Katıldığım her etkinlikte, politika odaklı zirvelerden düşündürücü panel tartışmalarına kadar, arka plan aynıydı. Dünya değişiyor ve üzerine inşa ettiğimiz temeller de değişiyor. Yeniden tasarlanan sadece binalar değil, arkasındaki varsayımlardır. Geliştiriciler ve yatırımcılar sadece kar aramakla kalmıyor, öngörülebilirlik, güvenlik ve uzun vadeli anlam arıyorlar. Ve bu, her zamankinden daha fazla jeopolitik iklim tarafından belirleniyor.
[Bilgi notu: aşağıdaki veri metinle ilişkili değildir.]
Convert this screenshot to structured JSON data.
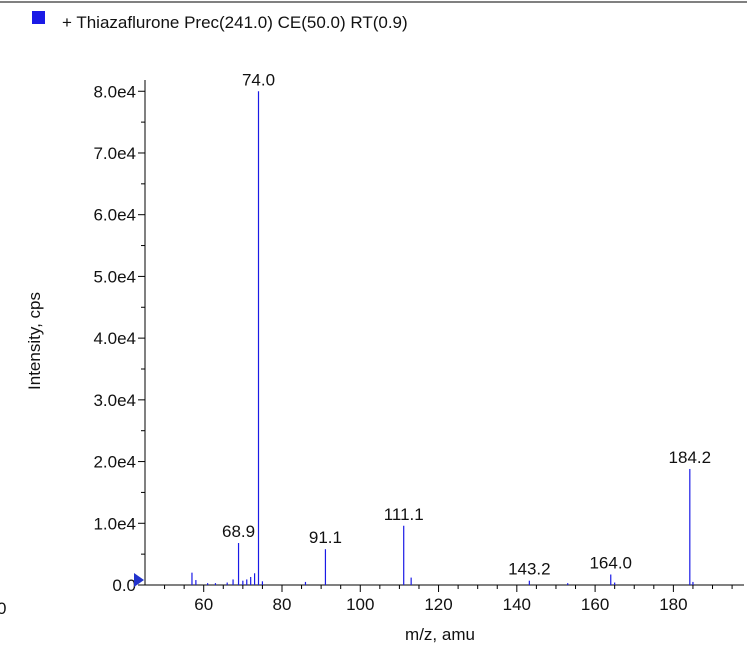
{
  "legend": {
    "label": "+ Thiazaflurone Prec(241.0) CE(50.0) RT(0.9)"
  },
  "colors": {
    "series": "#1a1ae6",
    "axis": "#000000",
    "marker": "#2233cc",
    "legend_swatch": "#1a1ae6"
  },
  "chart_data": {
    "type": "bar",
    "title": "+ Thiazaflurone Prec(241.0) CE(50.0) RT(0.9)",
    "xlabel": "m/z, amu",
    "ylabel": "Intensity, cps",
    "xlim": [
      45,
      196
    ],
    "ylim": [
      0,
      81500
    ],
    "x_ticks": [
      60,
      80,
      100,
      120,
      140,
      160,
      180
    ],
    "x_tick_labels": [
      "60",
      "80",
      "100",
      "120",
      "140",
      "160",
      "180"
    ],
    "y_ticks": [
      0,
      10000,
      20000,
      30000,
      40000,
      50000,
      60000,
      70000,
      80000
    ],
    "y_tick_labels": [
      "0.0",
      "1.0e4",
      "2.0e4",
      "3.0e4",
      "4.0e4",
      "5.0e4",
      "6.0e4",
      "7.0e4",
      "8.0e4"
    ],
    "left_edge_label": "0",
    "peaks": [
      {
        "mz": 57.0,
        "intensity": 2000
      },
      {
        "mz": 58.0,
        "intensity": 800
      },
      {
        "mz": 61.0,
        "intensity": 300
      },
      {
        "mz": 63.0,
        "intensity": 300
      },
      {
        "mz": 66.0,
        "intensity": 400
      },
      {
        "mz": 67.5,
        "intensity": 900
      },
      {
        "mz": 68.9,
        "intensity": 6800,
        "label": "68.9"
      },
      {
        "mz": 70.0,
        "intensity": 700
      },
      {
        "mz": 71.0,
        "intensity": 900
      },
      {
        "mz": 72.0,
        "intensity": 1300
      },
      {
        "mz": 73.0,
        "intensity": 1900
      },
      {
        "mz": 74.0,
        "intensity": 80000,
        "label": "74.0"
      },
      {
        "mz": 75.0,
        "intensity": 600
      },
      {
        "mz": 86.0,
        "intensity": 500
      },
      {
        "mz": 91.1,
        "intensity": 5800,
        "label": "91.1"
      },
      {
        "mz": 111.1,
        "intensity": 9600,
        "label": "111.1"
      },
      {
        "mz": 113.0,
        "intensity": 1200
      },
      {
        "mz": 143.2,
        "intensity": 700,
        "label": "143.2"
      },
      {
        "mz": 153.0,
        "intensity": 300
      },
      {
        "mz": 164.0,
        "intensity": 1700,
        "label": "164.0"
      },
      {
        "mz": 165.0,
        "intensity": 400
      },
      {
        "mz": 184.2,
        "intensity": 18800,
        "label": "184.2"
      },
      {
        "mz": 185.0,
        "intensity": 500
      }
    ]
  }
}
Panelleri yönettim, uzmanları dinledim ve farklı kıtalardan profesyonellerle fikir alışverişinde bulundum, hepsi benzer endişeler ve hırslarla yankıladım. Bugün gayrimenkulü etkileyen şey tek bir ekonomi veya bir düzenlemeyle sınırlı değil, siyasi seçimlerin, iklim hedeflerinin, vize politikalarının ve hatta kültürel diplomasinin bileşik sonucudur. Hükümet düzeyinde alınan her karar, küresel emlak piyasalarında dalgalanmalar yaratır ve genellikle yatırımcı odağını bir gecede değiştirir. Bir ulusun yatırımı çekme, elinde tutma ve koruma yeteneği artık konuma olduğu kadar politikaya da bağlıdır.
Singapur'daki Global Property Expo 2025'te moderatörlük yapmaya hazırlanırken, bu yolculuğun kendi anlayışımı nasıl şekillendirdiğini düşünüyorum. Almanya'daki P5Kongress'ten Riyad'ın genişleyen bölgelerinde yürümeye, Lizbon'un 17. Suudi-Avrupa Zirvesi'ndeki diyaloğundan Lizbon, Porto ve Londra'daki Redpin ve Currencies Direct etkinliklerinde tartışmalara ev sahipliği yapmaya kadar beni buraya götüren bir bakış açısı mozaiği oldu
.Bu toplantılar, konuşmalar, ve gözlemler, gayrimenkulün nereye gittiğini belirlememe yardımcı olan bir tür pusula yarattı. Açıkça ortaya çıkan şey, küresel pazarın sadece siyasete tepki vermediği, onunla birlikte geliştiğidir. Örneğin, Avrupa'da enerji bağımsızlığına artan vurgu, sürdürülebilir, kendi kendine yeten bina projelerine olan talebi hızlandırdı. Körfez'de ulusal kalkınma stratejileri mimari kimlikle derinden iç içe geçmiş ve kültürü sermaye kadar önemseyen yatırımcıları cezbetmektedir. Asya"nın bazı bölgelerinde, aile göçü ve eğitime erişimi çevreleyen politikalar, on yıl önce zar zor var olan ikinci ev yatırım eğilimlerini yönlendiriyor
.Bütün bu anlar bir fikri pekiştirdi: gayrimenkul jeopolitik bir mercekle okunmalıdır. Geçmişte izole piyasa dalgalanmaları gibi görünen şeyler, artık çok daha büyük bir tahtada birbirine bağlı hareketlerdir. Para birimi değişimleri, ticaret ittifakları, bölgesel çatışma, enerji politikası, hepsi aynı hikayenin parçası.
Ve bu göz korkutucu görünse de, aynı zamanda inanılmaz derecede enerji verici. Çünkü daha fazla farkındalıkla daha büyük fırsatlar gelir. Artık dünya olaylarının pasif gözlemcileri olmayı göze alamayız; hareketi öngören, diyaloğu teşvik eden ve amaçla inşa eden bilgilendirilmiş katılımcılar olmalıyız.
Gelecek, bu etkileşimi anlayan profesyonellere aittir. Sadece yüzeyi değil, alt akıntıları da gören. En iyi kararların sadece yönetim kurulu salonlarında değil, sınırların ötesinde gerçek konuşmalar yoluyla alındığını kim bilir. Değişim hızıyla sürekli gelişen, politika ve algı nabzıyla dönmeye hazır, dünyanın öğrencileri olmalıyız.
Bu yolculuğa devam ederken, yanımda hikayeler, içgörüler ve gayrimenkulün araziden daha fazlası olduğu, insanlar, politika ve potansiyellerle ilgili olduğuna dair yenilenmiş bir inancı taşıyorum. Ve resmin tamamını kucaklayanlar, önümüzdeki on yılı şekillendirenler olacak. Yarın inşa ettiğimiz binalar, bugün doğru okuduğumuz politik, sosyal ve ekonomik manzaraların yansımaları olacaktır.
Gayrimenkul dünyasının bir kez daha düşünmek, bağlantı kurmak ve birlikte ilerlemek için buluşacağı Singapur'da görüşürüz.